For months, I’ve had to rely on help to do some of the most basic chores around the house. This goes completely against the grain with me; I have always been pretty self-sufficient in that respect. So, being able to get down on my knees and wash the floor the other day was a triumph. Changing the bedsheets becomes a victory of massive proportions, eating freshly baked goodies an act of reckless and rebellious independence. Having enough of a voice, after weeks without, to be able make a phone call…
It is in the smallest of things that I begin to see the major lessons of this particular, double-pronged journey. Because, when you think about it, life is made up of the small things… the little, everyday normalities and their quirks that we simply accept until they are challenged or come under threat.
Globally, we are sharing an uncertain journey because of the virus and there are parallels with those who are also dealing with serious illness.
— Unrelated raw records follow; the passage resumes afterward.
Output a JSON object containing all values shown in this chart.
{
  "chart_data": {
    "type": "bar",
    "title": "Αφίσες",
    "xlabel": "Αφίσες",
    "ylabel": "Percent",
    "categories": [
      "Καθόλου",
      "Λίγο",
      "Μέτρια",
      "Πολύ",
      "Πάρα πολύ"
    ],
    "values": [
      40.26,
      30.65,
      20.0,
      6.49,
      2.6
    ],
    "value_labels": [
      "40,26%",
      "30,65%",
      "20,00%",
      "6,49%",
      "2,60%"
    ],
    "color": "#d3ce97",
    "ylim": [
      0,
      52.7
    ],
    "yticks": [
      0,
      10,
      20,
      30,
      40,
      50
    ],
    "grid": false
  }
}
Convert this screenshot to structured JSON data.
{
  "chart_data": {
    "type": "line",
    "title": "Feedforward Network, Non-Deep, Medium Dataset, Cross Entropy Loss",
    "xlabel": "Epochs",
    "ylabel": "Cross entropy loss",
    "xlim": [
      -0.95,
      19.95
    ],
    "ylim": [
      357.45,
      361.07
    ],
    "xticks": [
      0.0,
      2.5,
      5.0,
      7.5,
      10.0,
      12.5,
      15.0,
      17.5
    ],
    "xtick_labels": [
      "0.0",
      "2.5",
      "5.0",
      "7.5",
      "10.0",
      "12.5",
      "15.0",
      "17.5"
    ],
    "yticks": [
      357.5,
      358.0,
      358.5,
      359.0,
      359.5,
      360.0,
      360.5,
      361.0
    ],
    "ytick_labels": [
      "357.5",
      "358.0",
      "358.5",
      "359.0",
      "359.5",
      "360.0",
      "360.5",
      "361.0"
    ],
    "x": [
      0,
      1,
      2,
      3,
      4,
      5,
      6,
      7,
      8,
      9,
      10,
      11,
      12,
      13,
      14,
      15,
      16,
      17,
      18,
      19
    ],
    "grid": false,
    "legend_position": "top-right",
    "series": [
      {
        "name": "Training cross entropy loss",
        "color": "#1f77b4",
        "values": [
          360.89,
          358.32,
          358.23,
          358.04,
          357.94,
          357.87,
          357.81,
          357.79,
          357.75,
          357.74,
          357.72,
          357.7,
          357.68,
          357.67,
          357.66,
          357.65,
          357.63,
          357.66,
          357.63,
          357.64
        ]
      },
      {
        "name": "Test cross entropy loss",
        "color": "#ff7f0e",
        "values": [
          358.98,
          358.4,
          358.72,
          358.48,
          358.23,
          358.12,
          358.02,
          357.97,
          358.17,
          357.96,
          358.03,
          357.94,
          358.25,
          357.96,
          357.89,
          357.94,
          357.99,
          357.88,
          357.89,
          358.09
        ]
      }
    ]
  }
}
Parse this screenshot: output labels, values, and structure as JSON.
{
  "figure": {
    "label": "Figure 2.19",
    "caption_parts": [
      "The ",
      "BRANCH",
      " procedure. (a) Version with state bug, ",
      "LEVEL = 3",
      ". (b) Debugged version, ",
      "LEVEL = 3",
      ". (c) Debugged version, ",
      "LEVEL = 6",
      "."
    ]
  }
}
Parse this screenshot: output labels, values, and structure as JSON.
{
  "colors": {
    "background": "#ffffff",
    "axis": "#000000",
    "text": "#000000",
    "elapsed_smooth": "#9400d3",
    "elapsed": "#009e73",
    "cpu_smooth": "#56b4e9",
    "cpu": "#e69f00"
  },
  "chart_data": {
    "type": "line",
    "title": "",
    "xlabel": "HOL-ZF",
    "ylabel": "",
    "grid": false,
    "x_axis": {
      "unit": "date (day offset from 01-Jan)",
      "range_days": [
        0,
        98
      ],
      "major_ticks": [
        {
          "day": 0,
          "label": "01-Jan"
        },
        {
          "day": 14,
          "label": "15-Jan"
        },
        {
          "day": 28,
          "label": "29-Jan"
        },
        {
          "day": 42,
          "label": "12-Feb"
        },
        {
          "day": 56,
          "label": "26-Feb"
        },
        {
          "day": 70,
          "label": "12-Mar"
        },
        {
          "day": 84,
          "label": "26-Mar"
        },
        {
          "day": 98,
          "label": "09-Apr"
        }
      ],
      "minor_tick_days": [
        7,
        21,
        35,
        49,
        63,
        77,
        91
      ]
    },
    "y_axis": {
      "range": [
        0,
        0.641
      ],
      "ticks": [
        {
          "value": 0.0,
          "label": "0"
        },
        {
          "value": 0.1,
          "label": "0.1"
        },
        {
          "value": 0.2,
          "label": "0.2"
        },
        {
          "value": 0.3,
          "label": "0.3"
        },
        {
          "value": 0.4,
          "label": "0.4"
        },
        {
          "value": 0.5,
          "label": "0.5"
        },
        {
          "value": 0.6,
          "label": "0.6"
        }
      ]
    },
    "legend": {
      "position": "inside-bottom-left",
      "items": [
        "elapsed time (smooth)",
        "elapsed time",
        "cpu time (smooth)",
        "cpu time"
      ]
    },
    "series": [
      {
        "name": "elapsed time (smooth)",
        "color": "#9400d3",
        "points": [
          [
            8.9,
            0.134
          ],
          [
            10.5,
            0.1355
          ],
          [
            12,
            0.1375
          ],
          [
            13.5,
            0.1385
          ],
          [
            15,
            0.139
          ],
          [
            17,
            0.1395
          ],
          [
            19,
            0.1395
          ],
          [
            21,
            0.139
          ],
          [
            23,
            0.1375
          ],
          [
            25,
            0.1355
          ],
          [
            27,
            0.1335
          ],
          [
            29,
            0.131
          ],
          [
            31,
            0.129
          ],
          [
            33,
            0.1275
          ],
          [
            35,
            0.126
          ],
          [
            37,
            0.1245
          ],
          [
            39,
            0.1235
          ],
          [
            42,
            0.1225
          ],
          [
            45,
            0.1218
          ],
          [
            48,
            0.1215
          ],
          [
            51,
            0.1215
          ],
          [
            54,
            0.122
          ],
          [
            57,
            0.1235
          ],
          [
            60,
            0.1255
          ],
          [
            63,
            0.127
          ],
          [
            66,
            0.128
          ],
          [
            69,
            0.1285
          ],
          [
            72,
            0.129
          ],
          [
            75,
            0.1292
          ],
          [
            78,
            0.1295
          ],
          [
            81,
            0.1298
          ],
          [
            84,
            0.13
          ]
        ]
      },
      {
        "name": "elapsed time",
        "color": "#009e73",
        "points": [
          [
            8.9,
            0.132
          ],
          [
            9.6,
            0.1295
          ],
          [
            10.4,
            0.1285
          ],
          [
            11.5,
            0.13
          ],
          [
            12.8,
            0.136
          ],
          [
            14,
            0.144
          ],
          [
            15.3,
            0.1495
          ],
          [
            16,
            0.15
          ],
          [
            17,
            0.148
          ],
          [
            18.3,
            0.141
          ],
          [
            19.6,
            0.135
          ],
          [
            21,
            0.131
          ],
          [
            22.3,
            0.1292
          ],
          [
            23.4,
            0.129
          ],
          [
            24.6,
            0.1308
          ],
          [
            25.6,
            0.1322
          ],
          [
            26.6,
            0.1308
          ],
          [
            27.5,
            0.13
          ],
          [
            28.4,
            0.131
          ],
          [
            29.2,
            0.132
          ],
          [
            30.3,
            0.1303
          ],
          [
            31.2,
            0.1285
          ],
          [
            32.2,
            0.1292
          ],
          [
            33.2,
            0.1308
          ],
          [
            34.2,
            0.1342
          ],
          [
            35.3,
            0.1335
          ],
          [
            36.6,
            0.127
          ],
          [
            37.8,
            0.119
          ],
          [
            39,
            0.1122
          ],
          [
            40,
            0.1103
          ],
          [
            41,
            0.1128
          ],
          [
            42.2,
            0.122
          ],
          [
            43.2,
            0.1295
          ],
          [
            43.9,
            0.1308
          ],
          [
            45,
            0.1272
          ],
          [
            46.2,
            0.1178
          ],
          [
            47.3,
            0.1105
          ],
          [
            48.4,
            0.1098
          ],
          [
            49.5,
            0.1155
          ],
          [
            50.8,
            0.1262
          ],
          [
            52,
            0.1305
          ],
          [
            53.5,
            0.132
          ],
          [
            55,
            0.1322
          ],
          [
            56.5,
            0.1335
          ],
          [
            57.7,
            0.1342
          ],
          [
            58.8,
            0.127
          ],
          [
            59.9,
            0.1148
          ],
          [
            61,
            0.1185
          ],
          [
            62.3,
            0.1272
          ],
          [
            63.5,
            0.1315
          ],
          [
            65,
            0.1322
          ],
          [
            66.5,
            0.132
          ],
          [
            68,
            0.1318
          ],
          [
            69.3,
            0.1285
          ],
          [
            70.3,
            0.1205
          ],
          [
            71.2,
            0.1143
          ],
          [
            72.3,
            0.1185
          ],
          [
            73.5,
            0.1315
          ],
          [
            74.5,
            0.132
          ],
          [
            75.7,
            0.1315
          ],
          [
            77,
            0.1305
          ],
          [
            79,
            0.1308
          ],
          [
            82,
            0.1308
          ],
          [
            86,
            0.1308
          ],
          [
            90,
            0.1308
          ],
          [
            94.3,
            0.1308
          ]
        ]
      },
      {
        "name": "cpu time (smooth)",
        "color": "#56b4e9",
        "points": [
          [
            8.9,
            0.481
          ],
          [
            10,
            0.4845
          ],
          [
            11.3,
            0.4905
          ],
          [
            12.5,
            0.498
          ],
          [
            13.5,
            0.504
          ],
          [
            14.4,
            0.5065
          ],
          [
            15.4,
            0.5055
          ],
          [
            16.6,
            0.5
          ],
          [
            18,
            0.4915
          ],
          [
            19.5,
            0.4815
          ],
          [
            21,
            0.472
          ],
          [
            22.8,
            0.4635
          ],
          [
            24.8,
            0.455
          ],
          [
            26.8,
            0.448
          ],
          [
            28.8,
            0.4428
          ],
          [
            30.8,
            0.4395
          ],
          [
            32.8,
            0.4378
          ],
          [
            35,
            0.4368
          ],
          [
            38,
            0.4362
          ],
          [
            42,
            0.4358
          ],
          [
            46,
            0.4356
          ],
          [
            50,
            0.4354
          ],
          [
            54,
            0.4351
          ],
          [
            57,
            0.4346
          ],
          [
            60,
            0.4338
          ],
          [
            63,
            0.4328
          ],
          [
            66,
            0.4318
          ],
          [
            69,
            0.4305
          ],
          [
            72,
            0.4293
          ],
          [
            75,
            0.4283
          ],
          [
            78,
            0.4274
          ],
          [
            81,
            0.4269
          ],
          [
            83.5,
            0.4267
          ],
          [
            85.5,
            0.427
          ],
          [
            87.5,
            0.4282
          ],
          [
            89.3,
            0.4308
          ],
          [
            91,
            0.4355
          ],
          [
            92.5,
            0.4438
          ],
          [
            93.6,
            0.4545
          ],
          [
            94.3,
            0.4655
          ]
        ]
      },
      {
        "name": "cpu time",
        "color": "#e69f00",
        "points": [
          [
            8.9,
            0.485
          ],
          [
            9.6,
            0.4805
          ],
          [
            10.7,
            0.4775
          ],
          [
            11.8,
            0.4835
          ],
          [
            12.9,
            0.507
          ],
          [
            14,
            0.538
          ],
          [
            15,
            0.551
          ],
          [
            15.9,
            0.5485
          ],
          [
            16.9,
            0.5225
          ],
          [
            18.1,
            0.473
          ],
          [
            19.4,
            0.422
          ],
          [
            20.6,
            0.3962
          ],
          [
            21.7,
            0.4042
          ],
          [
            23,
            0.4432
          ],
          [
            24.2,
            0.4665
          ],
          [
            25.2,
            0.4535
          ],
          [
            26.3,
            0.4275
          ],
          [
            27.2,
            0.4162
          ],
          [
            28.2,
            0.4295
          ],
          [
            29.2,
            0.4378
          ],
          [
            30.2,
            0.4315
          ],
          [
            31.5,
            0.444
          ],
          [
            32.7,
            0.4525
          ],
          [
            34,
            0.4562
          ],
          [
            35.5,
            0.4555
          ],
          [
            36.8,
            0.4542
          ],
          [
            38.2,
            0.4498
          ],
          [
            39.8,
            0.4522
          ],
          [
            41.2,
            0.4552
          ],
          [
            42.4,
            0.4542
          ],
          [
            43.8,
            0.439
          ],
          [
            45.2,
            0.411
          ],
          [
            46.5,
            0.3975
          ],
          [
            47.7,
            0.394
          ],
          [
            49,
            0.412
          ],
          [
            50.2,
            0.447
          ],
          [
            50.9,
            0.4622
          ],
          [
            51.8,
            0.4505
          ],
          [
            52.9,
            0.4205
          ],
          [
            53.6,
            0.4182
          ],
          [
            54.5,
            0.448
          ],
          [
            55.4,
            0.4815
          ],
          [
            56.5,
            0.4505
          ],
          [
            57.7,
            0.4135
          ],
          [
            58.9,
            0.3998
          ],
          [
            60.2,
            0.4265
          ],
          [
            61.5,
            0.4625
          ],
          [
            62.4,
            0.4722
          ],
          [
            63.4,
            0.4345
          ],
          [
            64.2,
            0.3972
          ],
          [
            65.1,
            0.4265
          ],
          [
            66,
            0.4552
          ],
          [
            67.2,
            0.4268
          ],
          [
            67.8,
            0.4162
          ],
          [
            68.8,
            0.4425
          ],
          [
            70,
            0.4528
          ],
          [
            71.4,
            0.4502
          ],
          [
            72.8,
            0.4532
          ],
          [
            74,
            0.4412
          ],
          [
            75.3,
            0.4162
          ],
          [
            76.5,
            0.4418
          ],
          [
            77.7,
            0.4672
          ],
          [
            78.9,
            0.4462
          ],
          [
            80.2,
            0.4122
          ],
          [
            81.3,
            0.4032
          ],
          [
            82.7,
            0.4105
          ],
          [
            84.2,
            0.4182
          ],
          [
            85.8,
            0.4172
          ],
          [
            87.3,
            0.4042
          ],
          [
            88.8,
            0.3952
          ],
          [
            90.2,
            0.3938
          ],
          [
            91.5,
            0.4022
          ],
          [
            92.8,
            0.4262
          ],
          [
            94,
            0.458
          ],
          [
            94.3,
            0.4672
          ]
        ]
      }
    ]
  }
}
If we can find small ‘normalities’ in our days, familiar moments that remind us who we are, what we do and why, then we can reclaim a semblance of control in a world that seems to have lost the plot. Not only are we reclaiming bits of normality, by doing so, we are also standing up and saying ’no’ to changes we do not wish to see… and facing tomorrow in a way that upholds our belief in the future.
One thing is certain… this too shall pass, one way or another, and I would like to hope that those still standing at the end will have the strength and courage to reshape the future with common sense and compassion.